Have you ever sat on the passage side of a moving car, looked out the window, and wondered by distant objects seemed stationary but objects nearer by appear to move by quickly? As it turns out, this was noticed in the late 19th century and early 20th centuries, and it was a problem noticed by – of all people – Thomas Edison, who created “motion pictures,” but, as pointed out by author Morton Hunt, “Thomas Edison and others who developed motion pictures in the 1890s were content to achieve the effect without understanding what caused it.”
About 20 years later, in 1910, after sitting on a moving train, Max Wertheimer, a psychologist, became determined to explore the underlying phenomenon of this visual illusion.
This became the birth of “gestalt psychology,” a branch of psychology concerned with visual illusion and meaning.
“Wertheimer called such an overall perception Gestalt, a German word that means form, shape, or configuration but that he used to mean a set of sensations perceived as a meaningful whole,” writes Hunt.
In short, “Wertheimer’s theory that the mind adds structure and meaning to incoming sensations was distinctly out of step with the antimentalist psychology that had been dominant in Germany for nearly half a century and in American for a generation,” Hunt writes.
Gestalt psychology, over the years, has had implications that reach beyond interesting visual effects.
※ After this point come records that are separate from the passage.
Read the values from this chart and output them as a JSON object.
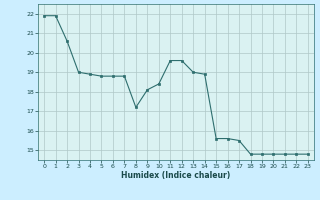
{
  "x": [
    0,
    1,
    2,
    3,
    4,
    5,
    6,
    7,
    8,
    9,
    10,
    11,
    12,
    13,
    14,
    15,
    16,
    17,
    18,
    19,
    20,
    21,
    22,
    23
  ],
  "y": [
    21.9,
    21.9,
    20.6,
    19.0,
    18.9,
    18.8,
    18.8,
    18.8,
    17.2,
    18.1,
    18.4,
    19.6,
    19.6,
    19.0,
    18.9,
    15.6,
    15.6,
    15.5,
    14.8,
    14.8,
    14.8,
    14.8,
    14.8,
    14.8
  ],
  "xlabel": "Humidex (Indice chaleur)",
  "ylim": [
    14.5,
    22.5
  ],
  "xlim": [
    -0.5,
    23.5
  ],
  "yticks": [
    15,
    16,
    17,
    18,
    19,
    20,
    21,
    22
  ],
  "xticks": [
    0,
    1,
    2,
    3,
    4,
    5,
    6,
    7,
    8,
    9,
    10,
    11,
    12,
    13,
    14,
    15,
    16,
    17,
    18,
    19,
    20,
    21,
    22,
    23
  ],
  "line_color": "#2e6e6e",
  "marker": "s",
  "marker_size": 2,
  "bg_color": "#cceeff",
  "grid_color": "#b0c8c8",
  "plot_bg": "#daf2f2",
  "xlabel_color": "#1a4a4a",
  "tick_color": "#1a4a4a"
}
In the study or art, for example, gestalt psychology has been applied to help understand how the brain creates meaningful patterns, and this is explained because “. . . the mind interprets the sensations to mean what it knows the objects to be.”
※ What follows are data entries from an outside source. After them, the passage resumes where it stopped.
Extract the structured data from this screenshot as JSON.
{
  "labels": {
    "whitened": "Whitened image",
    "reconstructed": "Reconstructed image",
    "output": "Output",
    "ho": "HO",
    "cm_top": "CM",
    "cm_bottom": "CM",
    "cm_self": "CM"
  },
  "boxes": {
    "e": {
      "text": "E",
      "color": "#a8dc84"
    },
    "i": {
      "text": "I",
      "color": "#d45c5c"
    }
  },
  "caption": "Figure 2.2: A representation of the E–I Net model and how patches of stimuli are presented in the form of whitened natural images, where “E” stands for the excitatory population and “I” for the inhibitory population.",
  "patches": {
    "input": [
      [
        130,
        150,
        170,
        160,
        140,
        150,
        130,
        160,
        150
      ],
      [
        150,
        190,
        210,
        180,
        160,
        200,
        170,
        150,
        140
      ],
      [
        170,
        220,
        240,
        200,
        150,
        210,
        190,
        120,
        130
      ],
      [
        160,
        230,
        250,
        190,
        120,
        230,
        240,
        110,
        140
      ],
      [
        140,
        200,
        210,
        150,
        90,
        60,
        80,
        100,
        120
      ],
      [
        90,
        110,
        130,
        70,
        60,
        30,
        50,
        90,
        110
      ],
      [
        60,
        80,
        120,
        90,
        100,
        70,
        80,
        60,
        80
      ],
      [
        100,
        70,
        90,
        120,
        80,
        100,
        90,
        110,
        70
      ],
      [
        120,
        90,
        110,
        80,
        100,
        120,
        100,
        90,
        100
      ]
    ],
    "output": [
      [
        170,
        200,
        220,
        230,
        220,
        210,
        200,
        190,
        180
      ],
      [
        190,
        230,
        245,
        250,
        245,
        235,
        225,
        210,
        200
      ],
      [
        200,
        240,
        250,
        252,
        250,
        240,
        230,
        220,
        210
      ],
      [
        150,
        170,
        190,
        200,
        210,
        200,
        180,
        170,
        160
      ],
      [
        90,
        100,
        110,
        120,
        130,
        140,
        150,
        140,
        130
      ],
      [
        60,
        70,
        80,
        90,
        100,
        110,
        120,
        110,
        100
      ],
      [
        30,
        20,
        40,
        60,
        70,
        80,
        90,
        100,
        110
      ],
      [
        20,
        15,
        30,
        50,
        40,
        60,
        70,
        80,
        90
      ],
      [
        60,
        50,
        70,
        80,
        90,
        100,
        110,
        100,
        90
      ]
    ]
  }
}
Interestingly, however, although its been around for more than 100 years, gestalt psychology has become an interesting niche within psychology. Yet, “Wertheimer saw Gestalt theory as far more than an explanation of perception,” Hunt observes. “He believed it would prove to be the key to learning, motivation, and thinking.”
Throughout the decades, gestalt psychology has gained ground in certain circles. The way Hunt puts it is: “The result was that by the early 1930s, gestalt psychology, though it has become a definite part of the American psychology scene, remained a subordinate part; like the structuralists, functionalists, Freudians, and others, Gestaltists were a minority in the behaviorist-dominated establishment.”
In brief, though, the central gestalt doctrine – that the whole is greater than the sum of its parts – has had an impact. As noted above, this idea, and other gestalt ideas, have had an impact on learning, the arts, and other areas of knowledge. Finally, although gestalt psychology has remained a more niche area of psychology, it has still managed to stick around, and it continues to have an impact.
References:
Hunt, M. (2007). The story of psychology. Anchor Books, New York, NY.